Fireflies from Cig Harvey on Vimeo.
Another trend in this year’s AIPAD show in addition to the new explorations into digital photography is “lensless photography” or “photograms,” which involved the use of photographic material—but not the actually taking a photo through a photographic lens. Alison Rossiter, who studied photographic conservation at the Metropolitan Museum of Art in 2003, has been interested in this technique for a while and has produced very ethereal, minimalist photographs without a lens that have been widely collected by many museum, including the National Gallery in Washington, the National Gallery in Canada, J. Paul Getty Museum in Los Angeles, and the Art Institute of Chicago. Rossiter collects expired photographic papers and then uses light and developing chemicals to “draw” on the papers, creating largely abstract compositions that reveal the qualities of the particular papers. She is represented by Yossi Milo in New York and these photographs or photograms sell for anywhere from $2,000 to $12,500. I asked Yossi Milo to explain the appeal of Rossiter’s work.
“There is a special quality about it,” he said. “It is fresh and it is part of the minimalist trend in photography right now.
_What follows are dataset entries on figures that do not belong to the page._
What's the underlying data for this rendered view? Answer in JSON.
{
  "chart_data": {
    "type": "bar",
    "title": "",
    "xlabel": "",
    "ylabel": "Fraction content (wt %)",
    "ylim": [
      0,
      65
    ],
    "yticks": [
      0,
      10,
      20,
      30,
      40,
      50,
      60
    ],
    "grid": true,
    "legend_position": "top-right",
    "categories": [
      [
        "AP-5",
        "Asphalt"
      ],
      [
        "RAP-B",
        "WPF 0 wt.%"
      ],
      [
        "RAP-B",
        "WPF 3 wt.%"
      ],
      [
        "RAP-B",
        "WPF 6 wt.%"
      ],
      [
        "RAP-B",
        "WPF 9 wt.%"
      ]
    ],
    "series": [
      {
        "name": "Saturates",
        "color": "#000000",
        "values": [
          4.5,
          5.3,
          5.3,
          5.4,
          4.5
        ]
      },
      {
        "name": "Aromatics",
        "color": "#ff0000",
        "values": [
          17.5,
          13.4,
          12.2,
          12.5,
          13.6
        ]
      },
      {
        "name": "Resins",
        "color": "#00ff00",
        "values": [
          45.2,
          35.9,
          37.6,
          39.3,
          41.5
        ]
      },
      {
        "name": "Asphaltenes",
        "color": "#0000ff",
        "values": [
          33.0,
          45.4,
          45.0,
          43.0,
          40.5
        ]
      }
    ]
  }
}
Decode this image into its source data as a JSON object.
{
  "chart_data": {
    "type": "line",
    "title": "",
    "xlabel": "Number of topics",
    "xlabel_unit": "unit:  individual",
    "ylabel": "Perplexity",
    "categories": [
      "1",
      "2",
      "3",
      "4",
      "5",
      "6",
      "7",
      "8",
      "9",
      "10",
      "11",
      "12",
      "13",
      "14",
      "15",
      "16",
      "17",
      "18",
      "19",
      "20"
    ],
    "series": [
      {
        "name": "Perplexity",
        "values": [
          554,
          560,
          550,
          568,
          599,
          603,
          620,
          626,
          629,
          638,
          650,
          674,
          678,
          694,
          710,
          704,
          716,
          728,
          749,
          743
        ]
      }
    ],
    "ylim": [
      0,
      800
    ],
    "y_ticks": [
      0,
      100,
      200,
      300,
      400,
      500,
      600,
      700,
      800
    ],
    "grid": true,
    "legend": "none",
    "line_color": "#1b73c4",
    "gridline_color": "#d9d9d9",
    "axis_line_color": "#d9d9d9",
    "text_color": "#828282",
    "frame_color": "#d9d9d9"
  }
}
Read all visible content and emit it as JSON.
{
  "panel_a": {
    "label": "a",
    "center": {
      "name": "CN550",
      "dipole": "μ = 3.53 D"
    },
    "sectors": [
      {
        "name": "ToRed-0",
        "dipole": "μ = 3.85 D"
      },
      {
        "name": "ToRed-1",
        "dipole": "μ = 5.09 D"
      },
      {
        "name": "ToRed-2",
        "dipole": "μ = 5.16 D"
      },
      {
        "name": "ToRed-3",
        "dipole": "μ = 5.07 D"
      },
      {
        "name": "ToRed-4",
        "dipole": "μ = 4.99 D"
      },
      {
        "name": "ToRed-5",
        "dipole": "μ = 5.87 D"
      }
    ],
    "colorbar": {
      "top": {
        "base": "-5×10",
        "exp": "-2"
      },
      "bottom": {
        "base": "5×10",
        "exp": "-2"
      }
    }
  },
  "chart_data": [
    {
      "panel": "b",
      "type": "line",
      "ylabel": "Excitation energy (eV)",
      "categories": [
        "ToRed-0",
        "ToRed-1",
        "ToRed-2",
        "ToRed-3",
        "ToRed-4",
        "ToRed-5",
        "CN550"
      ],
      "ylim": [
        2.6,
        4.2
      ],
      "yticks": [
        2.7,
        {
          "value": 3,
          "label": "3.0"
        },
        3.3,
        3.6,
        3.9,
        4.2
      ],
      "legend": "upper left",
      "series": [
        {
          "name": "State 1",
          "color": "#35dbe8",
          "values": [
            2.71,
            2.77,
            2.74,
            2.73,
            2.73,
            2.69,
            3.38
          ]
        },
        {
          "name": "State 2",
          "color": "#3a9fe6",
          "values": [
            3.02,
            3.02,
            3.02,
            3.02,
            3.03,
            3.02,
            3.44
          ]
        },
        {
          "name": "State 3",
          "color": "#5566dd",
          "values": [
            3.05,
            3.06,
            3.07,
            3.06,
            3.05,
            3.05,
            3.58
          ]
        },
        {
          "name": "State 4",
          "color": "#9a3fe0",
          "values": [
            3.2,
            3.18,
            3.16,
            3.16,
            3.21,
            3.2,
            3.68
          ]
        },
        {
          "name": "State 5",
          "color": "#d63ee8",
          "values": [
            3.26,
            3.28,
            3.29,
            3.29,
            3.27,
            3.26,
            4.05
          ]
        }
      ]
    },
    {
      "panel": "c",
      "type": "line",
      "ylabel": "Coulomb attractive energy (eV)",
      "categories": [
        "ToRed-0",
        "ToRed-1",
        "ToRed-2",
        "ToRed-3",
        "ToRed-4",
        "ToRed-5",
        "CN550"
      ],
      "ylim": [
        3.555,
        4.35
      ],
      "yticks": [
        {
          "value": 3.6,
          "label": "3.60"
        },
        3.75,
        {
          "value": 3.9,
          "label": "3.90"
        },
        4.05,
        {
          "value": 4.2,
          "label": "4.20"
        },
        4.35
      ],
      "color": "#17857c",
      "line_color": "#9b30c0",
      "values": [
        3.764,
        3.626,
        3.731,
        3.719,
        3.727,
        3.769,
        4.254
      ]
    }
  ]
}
But at the same time, collectors and museums know that Alison has been working for over 40 years and that, as a conservator, she knows the history of the photographic process and the character of papers. There is thus a historical context to her work that is appealing—a back to basics.”

FSC Allura Luste, exact expiration date unknown, ca. 1940, processed 2012 (#4). Gelatin Silver Print 10” x 14”, unique by Alison Rossiter
For me, personally, I found myself attracted to the booths at AIPAD displaying more traditional photography. No digital magic. No manipulation. Just the eye of the photographer catching something special—which for me usually means a moment between two people illuminating a relationship or an insight into character. Elinor Carucci, a young Israeli photographer now living in New York, does this for me. She is represented by Sasha Wolf Gallery in New York and her work has been collected by The Museum of Modern Art in New York. Her photography is intimate and personal, nuanced and textured. She explores the faces of her family the way Sally Mann did with her children but Carucci points her lens not just at her young children but also her parents and grandparents and husband. She is fascinated by skin and tears and even a drop of milk that comes out of a nipple. She says she is protective of her family and sometimes does not pick up her camera to capture a particularly poignant moment, but we have nonetheless an extraordinary portrait of her life in good times and bad.
As we move more and more into a digital age of photography, my hope is that the medium does not abandon its core strength in simply and poetically illuminating life the way Carucci’s work does.